Euthanasia dispute in Belgium: When do doctors cross a line?
A disputed case of euthanasia in Belgium, involving the death of a dementia patient who never formally asked to die, has again raised concerns about weak oversight in a country with some of the world's most liberal euthanasia laws.
The case is described in a letter provided to The Associated Press, written by a doctor who resigned from Belgium's euthanasia commission in protest over the group's actions on this and other cases.
Some experts say the case as documented in the letter amounts to murder; the patient lacked the mental capacity to ask for euthanasia and the request for the bedridden patient to be killed came from family members. The co-chairs of the commission say the doctor mistakenly reported the death as euthanasia.
Although euthanasia has been legal in Belgium since 2002 and has overwhelming public support, critics have raised concerns in recent months about certain practices, including how quickly some doctors approve requests to die from psychiatric patients.
The AP revealed a rift last year between Dr. Willem Distelmans, co-chair of the euthanasia commission, and Dr. Lieve Thienpont, an advocate of euthanasia for the mentally ill. Distelmans suggested some of Thienpont's patients might have been killed without meeting all the legal requirements. Prompted by the AP's reporting, more than 360 doctors, academics and others have signed a petition calling for tighter controls on euthanasia for psychiatric patients.

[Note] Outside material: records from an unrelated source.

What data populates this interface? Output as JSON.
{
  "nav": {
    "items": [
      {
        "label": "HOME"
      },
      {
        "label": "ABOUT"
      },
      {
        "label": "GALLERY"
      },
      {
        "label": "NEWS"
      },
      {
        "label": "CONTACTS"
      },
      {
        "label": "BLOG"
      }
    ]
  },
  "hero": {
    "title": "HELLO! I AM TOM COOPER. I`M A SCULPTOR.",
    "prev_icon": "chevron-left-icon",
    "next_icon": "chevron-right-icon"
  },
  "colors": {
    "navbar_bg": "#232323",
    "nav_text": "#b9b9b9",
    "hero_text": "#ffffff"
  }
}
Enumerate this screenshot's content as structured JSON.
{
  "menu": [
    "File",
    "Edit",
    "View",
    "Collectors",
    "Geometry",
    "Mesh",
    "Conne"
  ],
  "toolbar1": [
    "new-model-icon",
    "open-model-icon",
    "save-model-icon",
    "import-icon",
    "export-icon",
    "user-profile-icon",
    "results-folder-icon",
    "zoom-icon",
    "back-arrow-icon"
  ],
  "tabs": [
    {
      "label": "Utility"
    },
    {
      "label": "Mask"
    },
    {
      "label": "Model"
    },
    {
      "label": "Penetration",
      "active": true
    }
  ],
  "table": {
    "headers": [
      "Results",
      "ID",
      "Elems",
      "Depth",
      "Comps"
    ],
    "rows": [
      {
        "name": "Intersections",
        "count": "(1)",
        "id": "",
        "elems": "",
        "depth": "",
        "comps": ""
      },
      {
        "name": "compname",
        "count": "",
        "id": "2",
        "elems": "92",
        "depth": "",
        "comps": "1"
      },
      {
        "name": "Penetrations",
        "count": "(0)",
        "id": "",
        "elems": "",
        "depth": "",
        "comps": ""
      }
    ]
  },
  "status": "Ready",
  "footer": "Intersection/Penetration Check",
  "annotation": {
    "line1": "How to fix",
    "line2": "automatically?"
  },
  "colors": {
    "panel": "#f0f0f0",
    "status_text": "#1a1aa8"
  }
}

Euthanasia—when doctors kill patients at their request—can be granted in Belgium to people with both physical and mental health illnesses. The condition does not need to be fatal, but suffering must be "unbearable and untreatable." It can only be performed if specific criteria are fulfilled, including a "voluntary, well-considered and repeated" request from the person.
But Belgium's euthanasia commission routinely violates the law, according to a September letter of resignation written by Dr. Ludo Vanopdenbosch, a neurologist, to senior party leaders in the Belgian Parliament who appoint members of the group.
The most striking example took place at a meeting in early September, Vanopdenbosch writes, when the group discussed the case of a patient with severe dementia, who also had Parkinson's disease. To demonstrate the patient's lack of competence, a video was played showing what Vanopdenbosch characterized as "a deeply demented patient."
The patient, whose identity was not disclosed, was euthanized at the family's request, according to Vanopdenbosch's letter. There was no record of any prior request for euthanasia from the patient.
After hours of debate, the commission declined to refer the case to the public prosecutor to investigate if criminal charges were warranted.
Vanopdenbosch confirmed the letter was genuine but would not comment further about the specific case details.
The two co-chairs of the euthanasia commission, Distelmans and Gilles Genicot, a lawyer, said the doctor treating the patient mistakenly called the procedure euthanasia, and that he should have called it palliative sedation instead. Palliative sedation is the process of drugging patients near the end of life to relieve symptoms, but it is not meant to end life.
Vanopdenbosch, who is also a palliative care specialist, wrote that the doctor's intention was "to kill the patient" and that "the means of alleviating the patient's suffering was disproportionate."
Though no one outside the commission has access to the case's medical records—the group is not allowed by law to release that information—some critics were stunned by the details in Vanopdenbosch's letter.
"It's not euthanasia because the patient didn't ask, so it's the voluntary taking of a life," said Dr. An Haekens, psychiatric director at the Alexianen Psychiatric Hospital in Tienen, Belgium. "I don't know another word other than murder to describe this."
Kristof Van Assche, a professor of health law at the University of Antwerp, wrote in an email the commission itself wasn't breaking the law because the group is not required to refer a case unless two-thirds of the group agree— even if the case "blatantly disregards" criteria for euthanasia.
But without a request from the patient, the case "would normally constitute manslaughter or murder," he wrote. "The main question is why this case was not deemed sufficiently problematic" to prompt the commission to refer the case to prosecutors.
Vanopdenbosch, who in the letter called himself a "big believer" in euthanasia, cited other problems with the commission. He said that when he expressed concerns about potentially problematic cases, he was immediately "silenced" by others. And he added that because many of the doctors on the commission are leading euthanasia practitioners, they can protect each other from scrutiny, and act with "impunity."
Vanopdenbosch wrote that when cases of euthanasia are identified that don't meet the legal criteria, they are not forwarded to the public prosecutor's office as is required by law, but that the commission itself acts as the court.
In the 15 years since euthanasia was legalized in Belgium, more than 10,000 people have been euthanized, and just one of those cases has been referred to prosecutors.
Genicot and Distelmans said the group thoroughly assesses every euthanasia case to be sure all legal conditions have been met.
"It can obviously occur that some debate emerges among members but our role is to make sure that the law is observed and certainly not to trespass it," they said. They said it was "absolutely false" that Vanopdenbosch had been muzzled and said they regretted his resignation.